CHARLOTTE, North Carolina – Panthers general manager Dave Gettleman isn’t second-guessing the team’s decision to allow Cam Newton to continue to play last season despite a partially torn rotator cuff in his right throwing shoulder.
“Cam is a football player and he wanted to play and the medical people felt it was fine, so we did,” Gettleman said Friday.
Newton played the final three games of the 2016 season even though Carolina’s playoff hopes were essentially over because of its 5-8 record.
The Panthers hoped rest and rehabilitation this offseason would solve the problem, but that didn’t work out. The team announced earlier this week Newton would need shoulder surgery on March 30.
Newton will miss all of OTAs and minicamp, but Gettleman reiterated that he expects the six-year NFL veteran back in time for the start of training camp in late July.
Panthers coach Ron Rivera said last December that an MRI on Newton’s shoulder was clean after the team’s Week 14 win over the San Diego Chargers.
Although the team never disclosed the partially torn rotator cuff in the media, Rivera did limit the quarterback’s reps in practice and included him on the injury report for the remainder of the season.
“The bottom line is my integrity and the organization’s integrity is very important,” Gettleman said of the decision. “Our owner is old school and I’m old school so it makes it easy for me. At the end of the day it is what it is. We have been very transparent. I know that Ron is as transparent as any head coach in this league and I know I am as well.”
Panthers head athletic trainer Ryan Vermillion told the team’s website, Panthers.com, this week that Newton will begin a throwing program 12 weeks after the surgery.
“Ryan laid out the plan and we are going with it,” Gettleman said.
The Panthers have drawn some criticism for the decision to allow Newton to continue to play while shutting down Luke Kuechly for the final month of the season even after the middle linebacker was cleared from the NFL’s concussion protocol.

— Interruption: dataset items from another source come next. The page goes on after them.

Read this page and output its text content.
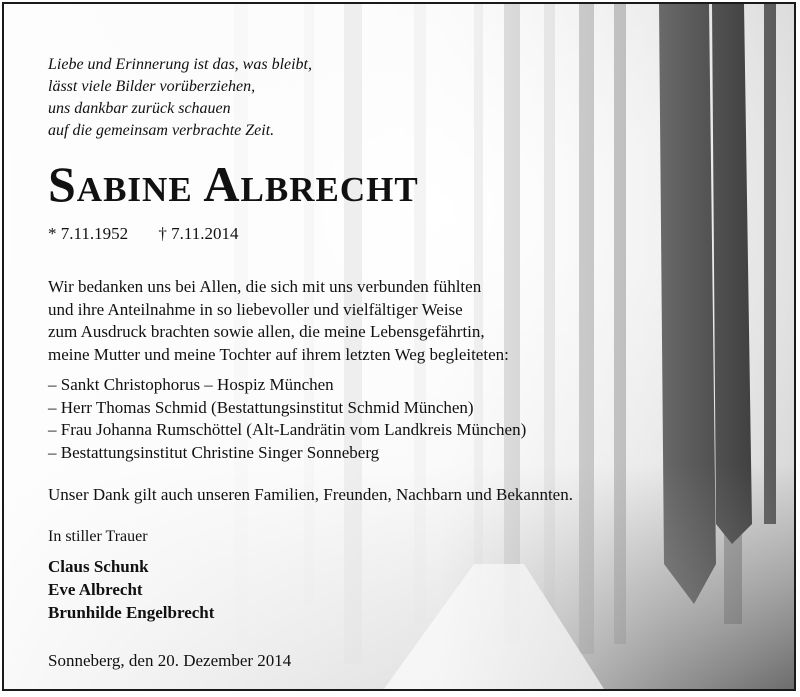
Liebe und Erinnerung ist das, was bleibt,
lässt viele Bilder vorüberziehen,
uns dankbar zurück schauen
auf die gemeinsam verbrachte Zeit.
Sabine Albrecht
* 7.11.1952 † 7.11.2014
Wir bedanken uns bei Allen, die sich mit uns verbunden fühlten
und ihre Anteilnahme in so liebevoller und vielfältiger Weise
zum Ausdruck brachten sowie allen, die meine Lebensgefährtin,
meine Mutter und meine Tochter auf ihrem letzten Weg begleiteten:
– Sankt Christophorus – Hospiz München
– Herr Thomas Schmid (Bestattungsinstitut Schmid München)
– Frau Johanna Rumschöttel (Alt-Landrätin vom Landkreis München)
– Bestattungsinstitut Christine Singer Sonneberg
Unser Dank gilt auch unseren Familien, Freunden, Nachbarn und Bekannten.
In stiller Trauer
Claus Schunk
Eve Albrecht
Brunhilde Engelbrecht
Sonneberg, den 20. Dezember 2014
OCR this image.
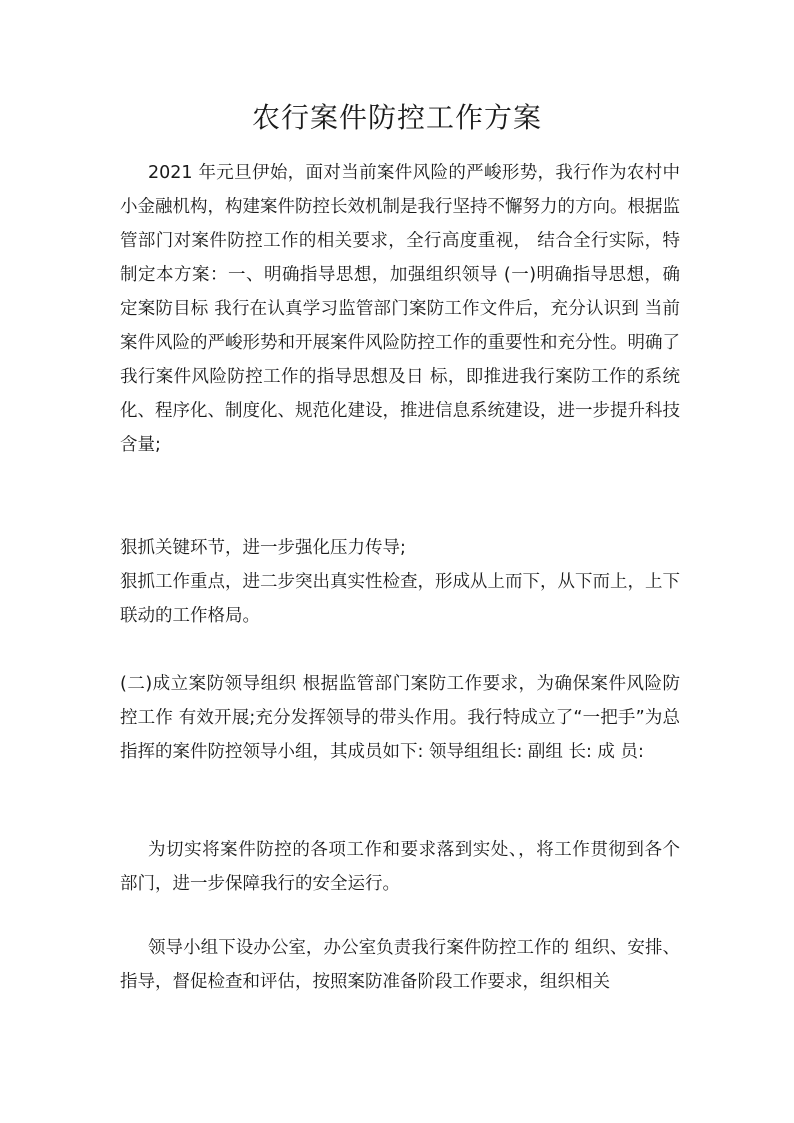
农行案件防控工作方案

2021 年元旦伊始，面对当前案件风险的严峻形势，我行作为农村中小金融机构，构建案件防控长效机制是我行坚持不懈努力的方向。根据监管部门对案件防控工作的相关要求，全行高度重视， 结合全行实际，特制定本方案：一、明确指导思想，加强组织领导 (一)明确指导思想，确定案防目标 我行在认真学习监管部门案防工作文件后，充分认识到 当前案件风险的严峻形势和开展案件风险防控工作的重要性和充分性。明确了我行案件风险防控工作的指导思想及日 标，即推进我行案防工作的系统化、程序化、制度化、规范化建设，推进信息系统建设，进一步提升科技含量;

狠抓关键环节，进一步强化压力传导;

狠抓工作重点，进二步突出真实性检查，形成从上而下，从下而上，上下联动的工作格局。

(二)成立案防领导组织 根据监管部门案防工作要求，为确保案件风险防控工作 有效开展;充分发挥领导的带头作用。我行特成立了“一把手”为总指挥的案件防控领导小组，其成员如下: 领导组组长: 副组 长: 成 员:

为切实将案件防控的各项工作和要求落到实处、，将工作贯彻到各个部门，进一步保障我行的安全运行。

领导小组下设办公室，办公室负责我行案件防控工作的 组织、安排、指导，督促检查和评估，按照案防准备阶段工作要求，组织相关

But Gettleman said it’s not right to compare them as each injury is handled on a “case by case basis.”
Gettleman touched on a number of other issues during a 30-minute interview Friday:
He said defensive end Charles Johnson is recovering from back surgery. He said the injury was something that occurred after the Panthers re-signed Johnson to a three-year contract. He added that wide receiver Damiere Byrd is also recovery from knee surgery.
The team has signed running back Jonathan Stewart to a one-year contract extension that will keep him with the team through the 2018 season, the GM said. Financial terms were not released.
The team plans to pick up the fifth-year option on Kelvin Benjamin’s rookie contract, the GM said. That will pay Benjamin about $8 million in 2018. Gettleman said he was “really fired up” about the way Benjamin finished last season after battling back from knee and shoulder injuries earlier in the season.
While defensive tackle Kawann Short has not yet signed his franchise tag offer which would pay him about $13.5 million this season, Gettleman remains optimistic that will happen. In the meantime, the team will also continue to work on a long-term contract extension with Short’s representatives.
Offensive tackle Michael Oher remains in the NFL’s concussion protocol. However, Gettleman said Oher has been working hard to get back on the field and that his workouts “aren’t for the faint of heart.”
And the GM also said he has no concerns about Kuechly returning next season for Carolina.